Vancouver, British Columbia – NV Gold Corporation (TSX.V – “NVX” or “the Company”) is pleased to announce it has closed its acquisition of the Nevada assets of Redstar Gold Corp. (TSX.V:RGC) (“Redstar”) according to the detailed terms of the agreement (the “Purchase Agreement”) previously announced on September 2, 2016. These assets consist of a 100% interest in 11 exploration projects (the “Projects”) in Nevada, 4 of which are subject to NSRs, as well as the AngloGold-Ashanti database (the “Database”) purchased by Redstar in 2008. In addition, the Company has completed the CDN$550,000 private placement of units it announced on August 26, 2016.
John E. Watson, President of NVX, states: “NV Gold is excited about the new direction of the Company. The closing of this transaction, combined with the associated financing, marks a new chapter in the development of NVX. In addition to the 11 projects being acquired under this transaction, NVX is aggressively moving to add new properties to this portfolio through the use of the Database and its in-house extensive geologic experience. Projects will be made available on a lease, joint-venture or sale basis, or on a case-by-case basis, may be further explored by the Company.”

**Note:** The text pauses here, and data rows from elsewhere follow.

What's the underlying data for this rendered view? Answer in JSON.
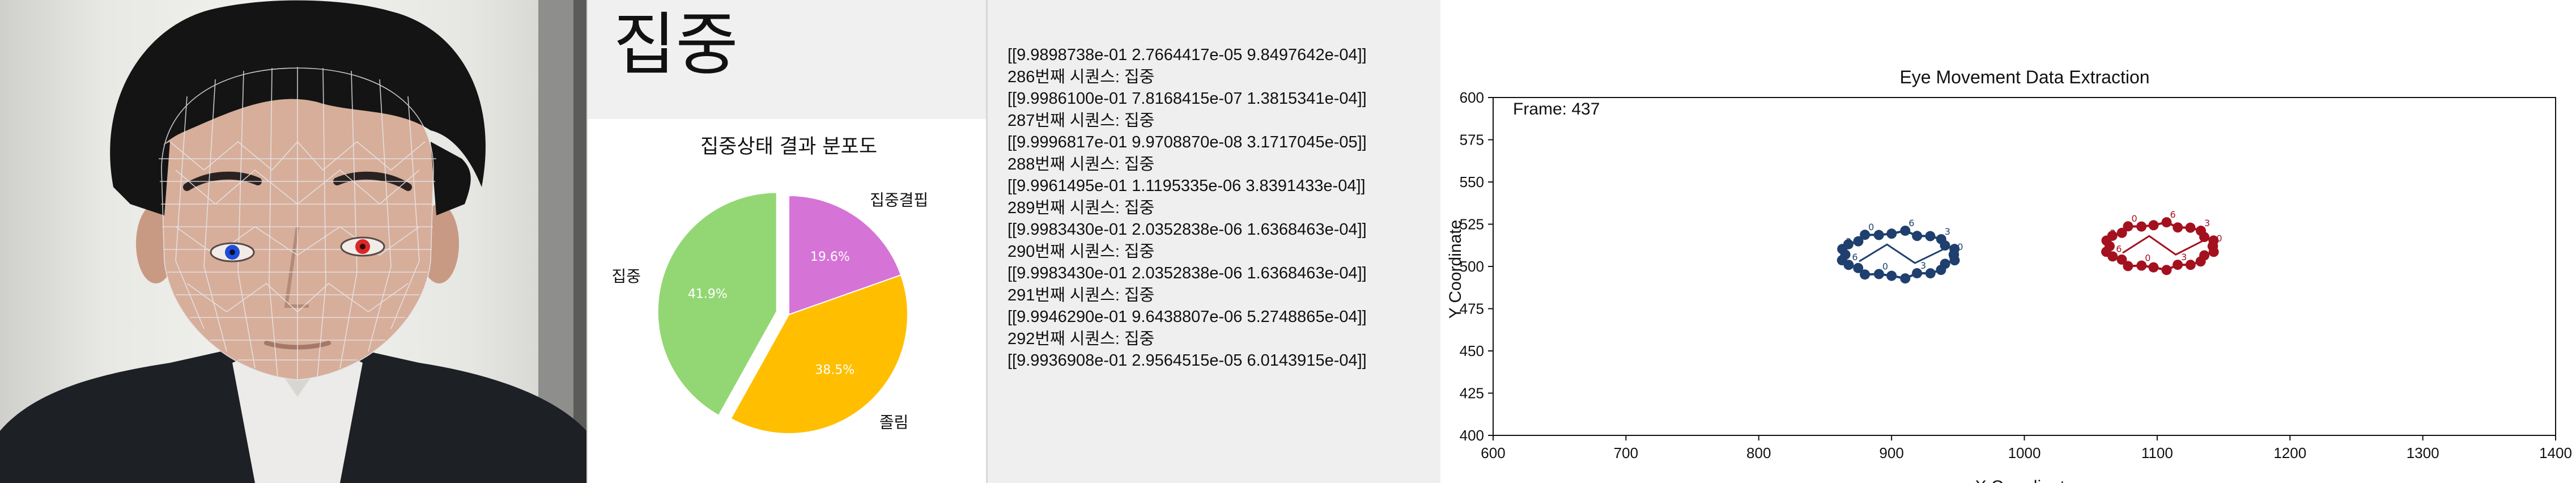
{
  "camera": {
    "description_icons": [
      "face-mesh",
      "left-eye-marker",
      "right-eye-marker"
    ],
    "colors": {
      "left_eye": "#1d4ed8",
      "right_eye": "#dc2626",
      "mesh": "#cfd3d8"
    }
  },
  "dashboard": {
    "state_title": "집중",
    "chart_data": {
      "type": "pie",
      "title": "집중상태 결과 분포도",
      "slices": [
        {
          "label": "집중결핍",
          "value": 19.6,
          "pct_label": "19.6%",
          "color": "#d673d6"
        },
        {
          "label": "졸림",
          "value": 38.5,
          "pct_label": "38.5%",
          "color": "#ffbf00"
        },
        {
          "label": "집중",
          "value": 41.9,
          "pct_label": "41.9%",
          "color": "#93d774"
        }
      ]
    }
  },
  "log": {
    "lines": [
      "[[9.9898738e-01 2.7664417e-05 9.8497642e-04]]",
      "286번째 시퀀스: 집중",
      "[[9.9986100e-01 7.8168415e-07 1.3815341e-04]]",
      "287번째 시퀀스: 집중",
      "[[9.9996817e-01 9.9708870e-08 3.1717045e-05]]",
      "288번째 시퀀스: 집중",
      "[[9.9961495e-01 1.1195335e-06 3.8391433e-04]]",
      "289번째 시퀀스: 집중",
      "[[9.9983430e-01 2.0352838e-06 1.6368463e-04]]",
      "290번째 시퀀스: 집중",
      "[[9.9983430e-01 2.0352838e-06 1.6368463e-04]]",
      "291번째 시퀀스: 집중",
      "[[9.9946290e-01 9.6438807e-06 5.2748865e-04]]",
      "292번째 시퀀스: 집중",
      "[[9.9936908e-01 2.9564515e-05 6.0143915e-04]]"
    ]
  },
  "plot": {
    "frame_label": "Frame: 437",
    "chart_data": {
      "type": "scatter",
      "title": "Eye Movement Data Extraction",
      "xlabel": "X Coordinate",
      "ylabel": "Y Coordinate",
      "xlim": [
        600,
        1400
      ],
      "ylim": [
        400,
        600
      ],
      "xticks": [
        600,
        700,
        800,
        900,
        1000,
        1100,
        1200,
        1300,
        1400
      ],
      "yticks": [
        400,
        425,
        450,
        475,
        500,
        525,
        550,
        575,
        600
      ],
      "series": [
        {
          "color": "#1f3f6e",
          "cx": 905,
          "cy": 507,
          "rx": 42,
          "ry": 13
        },
        {
          "color": "#a3111f",
          "cx": 1102,
          "cy": 512,
          "rx": 40,
          "ry": 13
        }
      ]
    }
  }
}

NVX has now acquired the Database and the 11 Nevada projects by issuing to Redstar a total of 6,172,730 common shares of NVX, including 172,730 shares to comply with the anti-dilution provision of the Purchase Agreement, resulting in Redstar now owning 29.9% of the Company’s outstanding shares. The shares issued to Redstar are subject to a hold period expiring on January 30, 2017. Further, NVX has named two new directors to its board of directors, Mr. Peter A. Ball, current President & CEO of Redstar and Mr. Ken Booth, former CEO and current Director of Redstar. Both gentlemen have a deep well of experience and accomplishment in the exploration and capital markets industry.
Peter A. Ball, CEO of Redstar commented “Redstar is pleased to have completed the transaction with NV Gold and be able to participate in the next steps with its current 29.9% equity position and board representation on NV Gold. The quality and industry recognized experience of NV Gold’s management team is perfectly suited for the Nevada portfolio, and as a new Director of NV Gold, I look forward to working closely with their new team.”

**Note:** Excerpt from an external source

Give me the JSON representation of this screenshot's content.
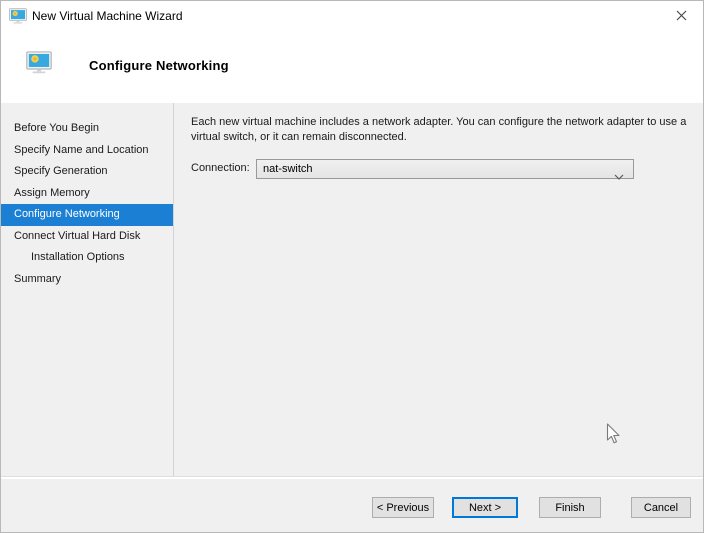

On August 11, 2016, NVX announced a private placement (the “Financing”) of CDN$500,000, and then subsequently announced on August 26, 2016 that the Financing was increased to CDN$550,000. The Financing was fully subscribed and closed immediately following the closing of the Redstar asset acquisition. Mr. John E. Watson, CEO of NVX subscribed to the placement for CDN$102,000 and acquired 510,000 units, bringing Mr. Watson’s shareholdings to 5,035,792 after the closing, representing 24.4% of the Company’s common stock.
Under the Financing, the Company sold a total of 2,750,000 units (the “Units”) at CDN$0.20 per unit. Each unit consists of one share and one-half of one Warrant exercisable at CDN$0.40 per share until September 29, 2018. The expiry date of each whole Warrant is subject to acceleration such that, should the volume weighted average price of the common shares of the Company exceed CDN$0.60 for ten consecutive trading days, the Company may notify the holder in writing that the Warrants will expire 20 trading days from receipt of such notice unless exercised by the holder before such date. The Units and any shares of the Company issued on exercise of the Warrants forming part of the Units are subject to a hold period expiring on January 30, 2017.

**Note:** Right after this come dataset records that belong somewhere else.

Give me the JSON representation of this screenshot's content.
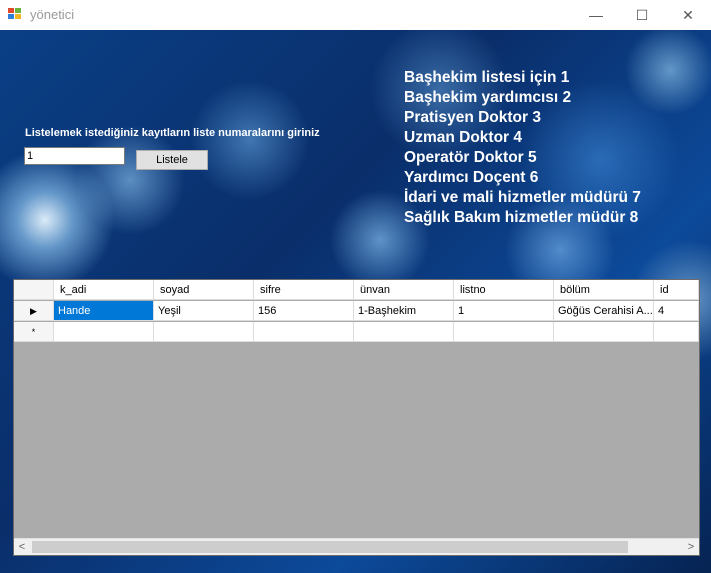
{
  "window": {
    "title": "yönetici",
    "minimize_glyph": "—",
    "maximize_glyph": "☐",
    "close_glyph": "✕"
  },
  "form": {
    "prompt": "Listelemek istediğiniz kayıtların liste numaralarını giriniz",
    "input_value": "1",
    "list_button": "Listele"
  },
  "legend": [
    "Başhekim listesi  için 1",
    "Başhekim yardımcısı 2",
    "Pratisyen Doktor 3",
    "Uzman Doktor 4",
    "Operatör Doktor 5",
    "Yardımcı Doçent 6",
    "İdari ve mali hizmetler müdürü 7",
    "Sağlık Bakım hizmetler müdür 8"
  ],
  "grid": {
    "columns": [
      "k_adi",
      "soyad",
      "sifre",
      "ünvan",
      "listno",
      "bölüm",
      "id"
    ],
    "rows": [
      [
        "Hande",
        "Yeşil",
        "156",
        "1-Başhekim",
        "1",
        "Göğüs Cerahisi A...",
        "4"
      ]
    ],
    "current_row_marker": "▶",
    "new_row_marker": "*",
    "scroll_left": "<",
    "scroll_right": ">"
  }
}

Subsequent to completion of the acquisition and the Financing the Company has named Mr. Bruce Scott as Corporate Secretary. Mr. Ron Schmitz is continuing as Chief Financial officer. Additionally, the Company has granted 1,450,000 options to officers, directors and consultants under its Stock Option Plan, each option is exercisable to acquire one common share at CDN$0.35 per share for a period of 5 years.
About NV Gold Corporation
NV Gold is junior exploration company based in Vancouver, British Columbia that is focused on delivering value through mineral discoveries utilizing the prospector generator model. Leveraging its highly experienced in-house technical knowledge, NV Gold’s geological team intends to use the Database, which contains a vast treasury of field knowledge spanning decades of research and exploration, combined with the eleven (11) gold projects from Redstar, to uncover opportunities for lease or joint venture in the Great Basin region. NV Gold plans to aggressively acquire additional land positions for the growth of its business.
On behalf of the Board of Directors,
John E. Watson
President and CEO
For further information, visit the Company’s website at www.nvgoldcorp.com or contact:
John E. Watson,
Neither the TSX Venture Exchange nor its Regulation Service Provider (as that term is defined in the policies of the TSX Venture Exchange) accepts responsibility for the adequacy or accuracy of this release.
Forward Looking Statements
This news release includes certain forward-looking statements or information. All statements other than statements of historical fact included in this release, including, without limitation, statements regarding the geological potential of or the potential to sell, lease or joint venture any of the Properties, the generative value of the Database and other future plans and objectives of the Company, including exploration plans, are forward-looking statements that involve various risks and uncertainties. There can be no assurance that such statements will prove to be accurate and actual results and future events could differ materially from those anticipated in such statements. Important factors that could cause actual results to differ materially from the Company’s plans or expectations include regulatory issues, market prices, availability of capital and financing, general economic, market or business conditions, timeliness of government or regulatory approvals and other risks detailed herein and from time to time in the filings made by the Company with securities regulators. The Company disclaims any intention or obligation to update or revise any forward-looking statements whether as a result of new information, future events or otherwise except as otherwise required by applicable securities legislation.